У нас бесконечный дождь и мы сидим в Переделкине, оттого, что здесь в комнатах тепло — топят, а в московских квартирах — собачий холод.
Привет Анне.
Обнимаем.
93
Дорогая Лиля Юрьевна!
Не писал столь долго — все было в неизвестности, а чего смущать Вас своей неизбывной неизвестностью?
Вот какова неизвестность:
месяц был в Отепя, на своем хуторе, и был счастлив. Один. С хозяйкой, которая меня любит и стирает, и — ни слова по-русски. С песиком Микки, одиннадцать лет назад я взял его на хутор щенком — и жив, сукин сын в прямом смысле этого слова. Я не был три года — узнал, как Одиссея (кстати, у Есенина — «по-байроновски наша собачонка меня встречала прямо у ворот»[271] — бедный великий Есенин! Никакой собачонки у Байрона не было, да и ворот собственных тоже, спутал «классик» с Гомером).
Так втроем и жили: 70 лет, сорок лет и одиннадцать лет — три поколения. Сначала был растерян, ибо три года вообще не писал, потом потихоньку походил в лес, посмотрел грибочки — на месте и хороши, походил по ночам — холмы, тьма, ни души, разве песик на далеком хуторе вскрикнет — «ой-ой-ой!»…
Вот и написал почти новую и тематически и по стилистике книгу стихов![272] Вскоре перепечатаю и обязательно пришлю, ибо сам ею доволен, — что-то новое! (для меня, конечно!) А пережевывать старье собственное — ненавижу.

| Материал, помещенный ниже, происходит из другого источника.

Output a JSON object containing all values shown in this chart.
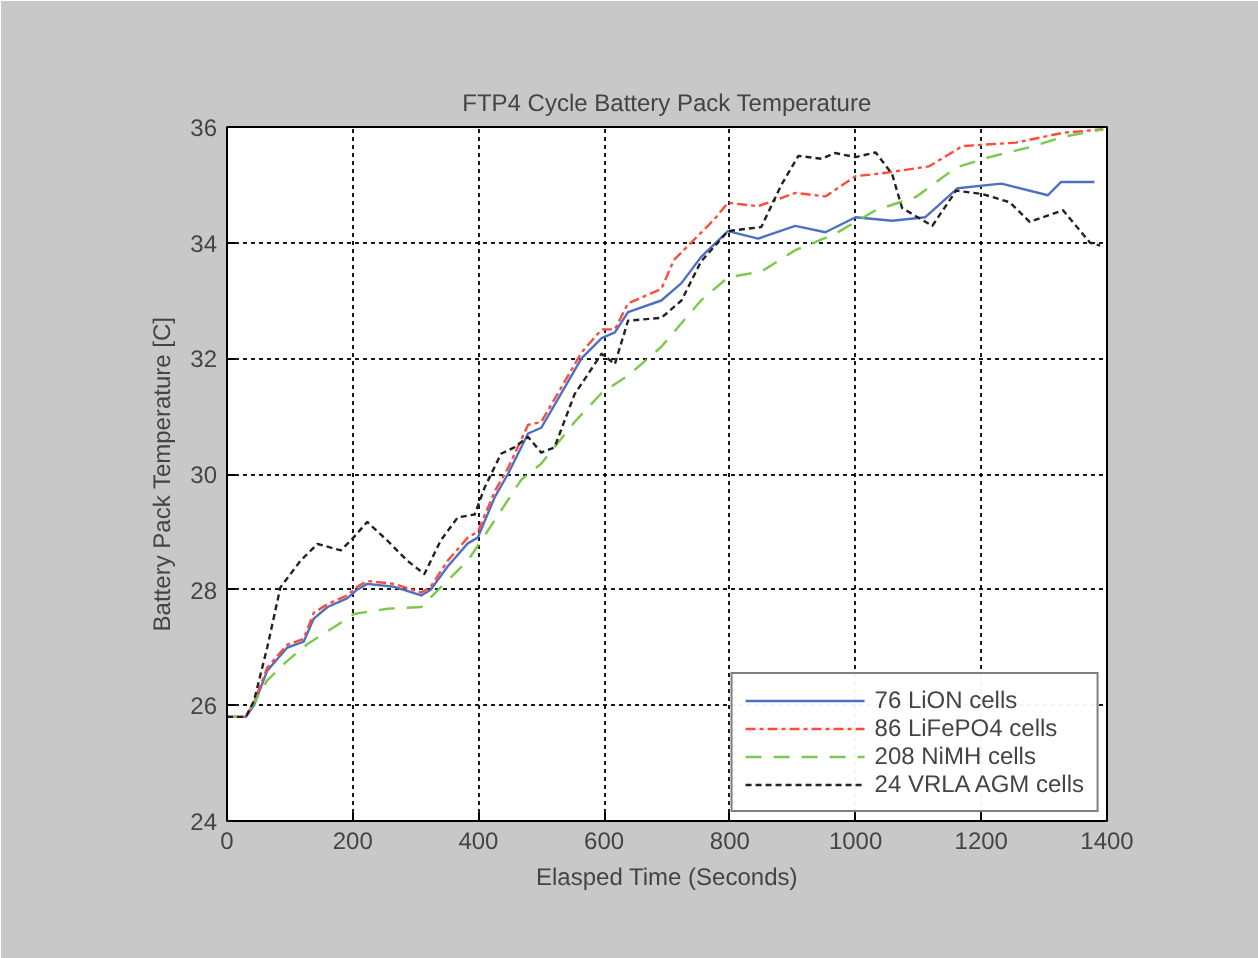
{
  "chart_data": {
    "type": "line",
    "title": "FTP4 Cycle Battery Pack Temperature",
    "xlabel": "Elasped Time (Seconds)",
    "ylabel": "Battery Pack Temperature [C]",
    "xlim": [
      0,
      1400
    ],
    "xticks": [
      0,
      200,
      400,
      600,
      800,
      1000,
      1200,
      1400
    ],
    "ylim": [
      24,
      36
    ],
    "yticks": [
      24,
      26,
      28,
      30,
      32,
      34,
      36
    ],
    "grid": true,
    "legend": "bottom right",
    "series": [
      {
        "name": "76 LiON cells",
        "color": "#4f6fc4",
        "line_style": "solid",
        "x": [
          0,
          30,
          43,
          64,
          96,
          122,
          138,
          160,
          191,
          207,
          223,
          266,
          309,
          324,
          351,
          383,
          399,
          426,
          447,
          479,
          500,
          532,
          564,
          596,
          617,
          638,
          691,
          723,
          754,
          797,
          845,
          904,
          952,
          1000,
          1058,
          1111,
          1162,
          1232,
          1306,
          1327,
          1380
        ],
        "values": [
          25.8,
          25.8,
          26.0,
          26.6,
          27.0,
          27.1,
          27.5,
          27.7,
          27.85,
          28.0,
          28.1,
          28.05,
          27.9,
          28.0,
          28.4,
          28.8,
          28.9,
          29.6,
          30.0,
          30.7,
          30.8,
          31.4,
          32.0,
          32.35,
          32.45,
          32.8,
          33.0,
          33.3,
          33.75,
          34.2,
          34.07,
          34.29,
          34.18,
          34.44,
          34.38,
          34.44,
          34.94,
          35.02,
          34.82,
          35.05,
          35.05
        ]
      },
      {
        "name": "86 LiFePO4 cells",
        "color": "#ff4b3a",
        "line_style": "dashdot",
        "x": [
          0,
          30,
          43,
          64,
          96,
          122,
          138,
          160,
          191,
          207,
          223,
          266,
          309,
          324,
          351,
          383,
          399,
          426,
          447,
          479,
          500,
          532,
          564,
          596,
          617,
          638,
          691,
          711,
          775,
          797,
          845,
          904,
          952,
          1000,
          1043,
          1117,
          1170,
          1255,
          1330,
          1394
        ],
        "values": [
          25.8,
          25.8,
          26.05,
          26.65,
          27.05,
          27.15,
          27.6,
          27.75,
          27.9,
          28.05,
          28.15,
          28.1,
          27.95,
          28.05,
          28.5,
          28.9,
          29.0,
          29.7,
          30.1,
          30.85,
          30.9,
          31.5,
          32.1,
          32.5,
          32.5,
          32.95,
          33.2,
          33.7,
          34.4,
          34.69,
          34.63,
          34.86,
          34.8,
          35.15,
          35.2,
          35.32,
          35.67,
          35.73,
          35.9,
          35.96
        ]
      },
      {
        "name": "208 NiMH cells",
        "color": "#7cc84c",
        "line_style": "dashed",
        "x": [
          0,
          30,
          64,
          96,
          128,
          170,
          202,
          255,
          309,
          340,
          383,
          426,
          468,
          500,
          553,
          596,
          638,
          691,
          754,
          797,
          850,
          904,
          967,
          1032,
          1096,
          1160,
          1213,
          1277,
          1330,
          1394
        ],
        "values": [
          25.8,
          25.8,
          26.43,
          26.77,
          27.06,
          27.35,
          27.58,
          27.67,
          27.7,
          28.04,
          28.5,
          29.2,
          29.9,
          30.18,
          30.9,
          31.4,
          31.7,
          32.2,
          33.0,
          33.4,
          33.5,
          33.87,
          34.15,
          34.56,
          34.79,
          35.3,
          35.48,
          35.65,
          35.83,
          35.96
        ]
      },
      {
        "name": "24 VRLA AGM cells",
        "color": "#222222",
        "line_style": "dotted",
        "x": [
          0,
          30,
          43,
          64,
          85,
          117,
          144,
          181,
          197,
          223,
          255,
          287,
          314,
          340,
          367,
          394,
          410,
          436,
          457,
          479,
          500,
          521,
          553,
          596,
          617,
          638,
          691,
          723,
          754,
          797,
          850,
          882,
          909,
          946,
          967,
          1000,
          1032,
          1058,
          1074,
          1122,
          1160,
          1202,
          1245,
          1277,
          1330,
          1373,
          1389
        ],
        "values": [
          25.8,
          25.8,
          26.08,
          27.0,
          28.04,
          28.5,
          28.79,
          28.68,
          28.85,
          29.17,
          28.85,
          28.5,
          28.27,
          28.85,
          29.25,
          29.3,
          29.77,
          30.35,
          30.46,
          30.64,
          30.37,
          30.46,
          31.38,
          32.08,
          31.9,
          32.65,
          32.7,
          33.0,
          33.67,
          34.2,
          34.27,
          35.0,
          35.5,
          35.45,
          35.55,
          35.48,
          35.56,
          35.19,
          34.6,
          34.29,
          34.9,
          34.84,
          34.7,
          34.36,
          34.56,
          34.0,
          33.95
        ]
      }
    ]
  }
}
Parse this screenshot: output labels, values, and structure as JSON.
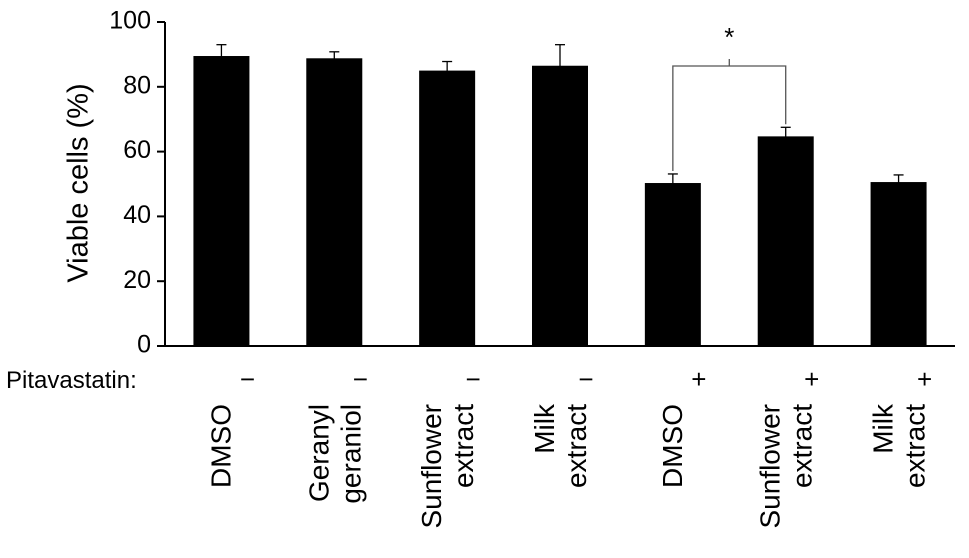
{
  "chart_data": {
    "type": "bar",
    "title": "",
    "xlabel": "",
    "ylabel": "Viable cells (%)",
    "ylim": [
      0,
      100
    ],
    "yticks": [
      0,
      20,
      40,
      60,
      80,
      100
    ],
    "grid": false,
    "legend": "none",
    "bar_color": "#000000",
    "row_label": "Pitavastatin:",
    "categories": [
      {
        "lines": [
          "DMSO"
        ],
        "pitavastatin": "−",
        "value": 89.5,
        "error": 3.5
      },
      {
        "lines": [
          "Geranyl",
          "geraniol"
        ],
        "pitavastatin": "−",
        "value": 88.8,
        "error": 2.0
      },
      {
        "lines": [
          "Sunflower",
          "extract"
        ],
        "pitavastatin": "−",
        "value": 85.0,
        "error": 2.8
      },
      {
        "lines": [
          "Milk",
          "extract"
        ],
        "pitavastatin": "−",
        "value": 86.5,
        "error": 6.5
      },
      {
        "lines": [
          "DMSO"
        ],
        "pitavastatin": "+",
        "value": 50.3,
        "error": 2.8
      },
      {
        "lines": [
          "Sunflower",
          "extract"
        ],
        "pitavastatin": "+",
        "value": 64.7,
        "error": 2.8
      },
      {
        "lines": [
          "Milk",
          "extract"
        ],
        "pitavastatin": "+",
        "value": 50.6,
        "error": 2.2
      }
    ],
    "annotations": [
      {
        "type": "significance",
        "from": 4,
        "to": 5,
        "label": "*"
      }
    ]
  }
}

Как и себя вчерашнего — всегда!
Приехал в Ленинград, действительно счастливый, и, как всегда в таких случаях, — мордой об стол! Цензура бесповоротно зарезала повесть о Мировиче (помните, из романа о Державине и Петре III?). Поднял на ноги деканат исторического факультета, всех, кого мог, поднял — еще энергия лета. Длинная, скандальная и позорная история была по всем инстанциям, но повесть отстоял, она уже подписана, будет в № 10 журнала «Аврора».[273] Кастрированная ровно наполовину (конечно же, кастрированы куски лучшие), остался какой-то абсурдный трактат с диалогами, дикость, но — теперь можно драться в издательстве (а читатель, как всегда, мистифицирован!). Но сейчас не до читателя. Хоть так, раз живем в таком мире.
Подписал гранки своего избранного. Это не Андреевское (приписано рукой: Вознесенск <ого>) — томообразнее, книжечка-то на 185 страничек[274], почти все юношеское — 16-ти-летназаднее, но кое-что пока удалось и там из неопубликованного, и если… то и это кое-что — кое-что. Вот так и живем — от кое-что до кое-что. Мерзость, ярость, нищета, но… данность. Только открываю глаза, смеюсь как шакал — сквозь глаза, ибо слезы все выслезились.
Еще весной получил вызов в Чехословакию от своего переводчика. (Никогда его не видел в глаза.) Сейчас получил паспорт. Написал письмо — когда приехать и жду когда. А деньги на исходе… Если бы друг был этот чех, а то… как стеснять, их? Как быть там, если не знаю в Чехии ни единого человека, а кого знал — нет их там сейчас. Жду.
Кулаков пишет отчаянные письма. Пытаюсь успокоить: дорогой, ты в Риме всего три месяца, а уж если Москва слезам не верит, то Рим — океаном слез не смутишь. За три месяца не прилетают ни Жар-птицы, ни семь братьев не появляются. Жди терпеливо и храбро, пока царевна проснется (ведь проснется!). Судя по письмам, его мучают свои же т<ак> на- з<ываемые> «диссиденты» (там-то они кто?). А он это не умеет, да и — не для нас соцвопли. Соцсопли.